Helmut Berger as Ludwig II.

The master director died in March 1976 while Berger was flying to friends in Rio de Janeiro. After hearing the news, he immediately returned to Rome. Allitalia took no money.

Helmut Berger noticed that the favorites stayed away from Visconti’s court. One avoided the former darling. “All the directors I would have liked to work with were dead,” he says in the documentary “My Life”. He never wanted to go to Hollywood. He then left to play the most disinterested portrayal of a beau on 1984’s Dynasty. He knew Linda Evans and Joan Collins from his time in London and spoke disparagingly of them. He liked John Forsythe: “He can stay as he is.”

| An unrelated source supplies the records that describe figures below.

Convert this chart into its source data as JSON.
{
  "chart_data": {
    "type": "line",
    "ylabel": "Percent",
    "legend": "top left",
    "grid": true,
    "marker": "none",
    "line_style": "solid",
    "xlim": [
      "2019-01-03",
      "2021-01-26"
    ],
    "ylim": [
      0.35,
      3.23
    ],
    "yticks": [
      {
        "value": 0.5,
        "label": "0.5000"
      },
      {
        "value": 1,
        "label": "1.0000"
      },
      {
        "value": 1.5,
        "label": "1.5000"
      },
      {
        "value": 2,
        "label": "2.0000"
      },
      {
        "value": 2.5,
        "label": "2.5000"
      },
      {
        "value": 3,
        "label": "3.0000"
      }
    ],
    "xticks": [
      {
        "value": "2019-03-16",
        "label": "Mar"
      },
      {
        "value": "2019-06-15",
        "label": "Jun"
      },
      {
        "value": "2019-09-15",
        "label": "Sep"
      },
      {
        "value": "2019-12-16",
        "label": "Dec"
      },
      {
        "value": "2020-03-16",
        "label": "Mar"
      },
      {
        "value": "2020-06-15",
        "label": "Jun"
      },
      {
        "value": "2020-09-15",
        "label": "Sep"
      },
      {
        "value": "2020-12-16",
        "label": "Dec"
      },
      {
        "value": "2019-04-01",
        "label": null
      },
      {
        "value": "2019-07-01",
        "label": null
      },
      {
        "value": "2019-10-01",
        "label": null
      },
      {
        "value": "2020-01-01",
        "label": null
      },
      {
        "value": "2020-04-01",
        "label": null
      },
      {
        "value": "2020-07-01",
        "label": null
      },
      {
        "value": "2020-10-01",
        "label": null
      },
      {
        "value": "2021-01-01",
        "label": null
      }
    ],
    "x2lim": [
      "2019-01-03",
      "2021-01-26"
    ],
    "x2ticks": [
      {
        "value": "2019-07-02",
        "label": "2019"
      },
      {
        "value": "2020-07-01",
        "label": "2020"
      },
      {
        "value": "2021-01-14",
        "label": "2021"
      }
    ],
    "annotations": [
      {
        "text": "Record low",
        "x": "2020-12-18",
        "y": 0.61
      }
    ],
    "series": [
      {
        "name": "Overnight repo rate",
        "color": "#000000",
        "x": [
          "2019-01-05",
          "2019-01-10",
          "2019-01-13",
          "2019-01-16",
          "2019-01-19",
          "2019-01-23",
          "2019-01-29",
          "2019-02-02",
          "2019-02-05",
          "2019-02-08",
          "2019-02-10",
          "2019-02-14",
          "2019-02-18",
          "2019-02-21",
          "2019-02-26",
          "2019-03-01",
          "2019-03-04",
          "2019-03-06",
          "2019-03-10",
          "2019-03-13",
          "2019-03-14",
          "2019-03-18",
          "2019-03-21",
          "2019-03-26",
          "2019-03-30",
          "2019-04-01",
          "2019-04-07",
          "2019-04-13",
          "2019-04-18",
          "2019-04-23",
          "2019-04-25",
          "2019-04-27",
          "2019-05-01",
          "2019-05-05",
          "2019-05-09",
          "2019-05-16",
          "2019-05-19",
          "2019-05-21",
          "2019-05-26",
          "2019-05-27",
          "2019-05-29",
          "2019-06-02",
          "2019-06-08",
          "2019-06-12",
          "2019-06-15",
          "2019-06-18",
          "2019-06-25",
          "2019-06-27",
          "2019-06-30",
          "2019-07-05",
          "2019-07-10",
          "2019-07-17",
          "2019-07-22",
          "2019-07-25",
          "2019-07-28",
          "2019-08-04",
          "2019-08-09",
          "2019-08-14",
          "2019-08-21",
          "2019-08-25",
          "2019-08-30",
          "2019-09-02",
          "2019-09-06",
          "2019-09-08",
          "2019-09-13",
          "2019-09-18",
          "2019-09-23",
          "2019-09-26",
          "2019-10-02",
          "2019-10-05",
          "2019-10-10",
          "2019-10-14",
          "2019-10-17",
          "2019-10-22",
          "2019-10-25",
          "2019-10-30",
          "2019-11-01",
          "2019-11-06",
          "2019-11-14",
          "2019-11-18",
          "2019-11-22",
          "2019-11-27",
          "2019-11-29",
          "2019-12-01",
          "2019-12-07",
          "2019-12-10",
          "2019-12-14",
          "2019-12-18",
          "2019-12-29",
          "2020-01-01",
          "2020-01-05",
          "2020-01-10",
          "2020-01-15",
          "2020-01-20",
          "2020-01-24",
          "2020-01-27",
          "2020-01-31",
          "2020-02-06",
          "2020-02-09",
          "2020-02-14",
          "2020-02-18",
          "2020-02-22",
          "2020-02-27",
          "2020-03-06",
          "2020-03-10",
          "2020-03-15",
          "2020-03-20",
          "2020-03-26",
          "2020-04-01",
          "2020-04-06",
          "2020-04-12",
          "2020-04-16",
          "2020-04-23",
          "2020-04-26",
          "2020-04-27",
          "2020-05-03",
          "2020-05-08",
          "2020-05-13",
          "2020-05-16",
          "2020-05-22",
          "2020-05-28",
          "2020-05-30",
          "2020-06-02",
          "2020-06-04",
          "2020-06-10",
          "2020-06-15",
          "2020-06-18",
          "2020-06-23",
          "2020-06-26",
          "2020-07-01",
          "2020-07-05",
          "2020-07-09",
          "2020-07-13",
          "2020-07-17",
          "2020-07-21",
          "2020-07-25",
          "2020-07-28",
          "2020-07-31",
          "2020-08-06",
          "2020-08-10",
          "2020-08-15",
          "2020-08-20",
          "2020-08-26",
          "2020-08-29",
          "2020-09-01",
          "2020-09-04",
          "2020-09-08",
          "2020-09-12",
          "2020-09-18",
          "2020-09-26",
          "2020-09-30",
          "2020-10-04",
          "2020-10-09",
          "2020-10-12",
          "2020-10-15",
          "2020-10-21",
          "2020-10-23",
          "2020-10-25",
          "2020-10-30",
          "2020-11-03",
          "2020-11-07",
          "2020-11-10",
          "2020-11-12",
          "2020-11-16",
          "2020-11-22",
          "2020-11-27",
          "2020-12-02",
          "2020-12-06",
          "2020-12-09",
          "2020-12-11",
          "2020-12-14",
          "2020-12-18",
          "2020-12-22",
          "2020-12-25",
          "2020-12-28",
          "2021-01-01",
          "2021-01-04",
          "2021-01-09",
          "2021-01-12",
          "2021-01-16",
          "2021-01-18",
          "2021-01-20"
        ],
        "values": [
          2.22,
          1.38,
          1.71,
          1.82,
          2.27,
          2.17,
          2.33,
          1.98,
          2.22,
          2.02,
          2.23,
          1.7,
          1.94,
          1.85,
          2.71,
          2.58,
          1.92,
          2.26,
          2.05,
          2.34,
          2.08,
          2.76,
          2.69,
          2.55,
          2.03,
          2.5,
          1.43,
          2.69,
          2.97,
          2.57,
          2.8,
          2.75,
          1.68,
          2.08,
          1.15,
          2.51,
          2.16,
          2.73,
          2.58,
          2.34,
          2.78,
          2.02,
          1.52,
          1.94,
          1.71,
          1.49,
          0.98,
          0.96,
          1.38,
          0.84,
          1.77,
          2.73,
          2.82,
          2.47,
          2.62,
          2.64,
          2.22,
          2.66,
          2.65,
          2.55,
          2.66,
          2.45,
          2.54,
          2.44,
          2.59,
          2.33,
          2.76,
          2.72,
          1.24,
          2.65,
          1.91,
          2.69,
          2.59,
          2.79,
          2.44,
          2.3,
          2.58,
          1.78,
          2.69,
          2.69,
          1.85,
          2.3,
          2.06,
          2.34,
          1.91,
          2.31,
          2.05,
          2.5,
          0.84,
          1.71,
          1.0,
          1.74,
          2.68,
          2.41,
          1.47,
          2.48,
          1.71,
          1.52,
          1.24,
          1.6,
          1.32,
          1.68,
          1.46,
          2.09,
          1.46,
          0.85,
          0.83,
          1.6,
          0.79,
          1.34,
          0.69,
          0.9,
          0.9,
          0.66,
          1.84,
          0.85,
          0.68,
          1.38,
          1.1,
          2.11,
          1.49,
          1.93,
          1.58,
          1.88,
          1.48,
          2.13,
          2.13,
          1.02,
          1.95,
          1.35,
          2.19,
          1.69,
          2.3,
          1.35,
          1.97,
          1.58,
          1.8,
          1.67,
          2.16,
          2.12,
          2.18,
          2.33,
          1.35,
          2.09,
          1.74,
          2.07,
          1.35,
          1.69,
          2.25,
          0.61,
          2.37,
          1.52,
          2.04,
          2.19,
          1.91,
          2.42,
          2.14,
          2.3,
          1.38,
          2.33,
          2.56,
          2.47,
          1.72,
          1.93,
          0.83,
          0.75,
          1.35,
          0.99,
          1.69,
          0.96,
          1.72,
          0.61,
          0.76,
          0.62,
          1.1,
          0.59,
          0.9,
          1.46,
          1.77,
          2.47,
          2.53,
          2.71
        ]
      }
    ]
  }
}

Helmut Berger in Los Angeles, 1983

Helmut Berger, the enfant terrible, became a diva, scandalous noodle and drunkard, cooked with Alfred Biolek, played with Christoph Schlingensief and spent a few days in the Australian jungle camp. He still visited his mother in the inn. He was a character like in a play by fellow countryman Thomas Bernhard.

Helmut Berger and Nastassja Kinski

In the film about his life, Helmut Berger has an unbelievable grandeur when he sits in this restaurant where nothing has changed since the 1970s. He knows he has changed.

And that the landlord is lying.

Helmut Berger died in his sleep on May 18, a few days before his 79th birthday.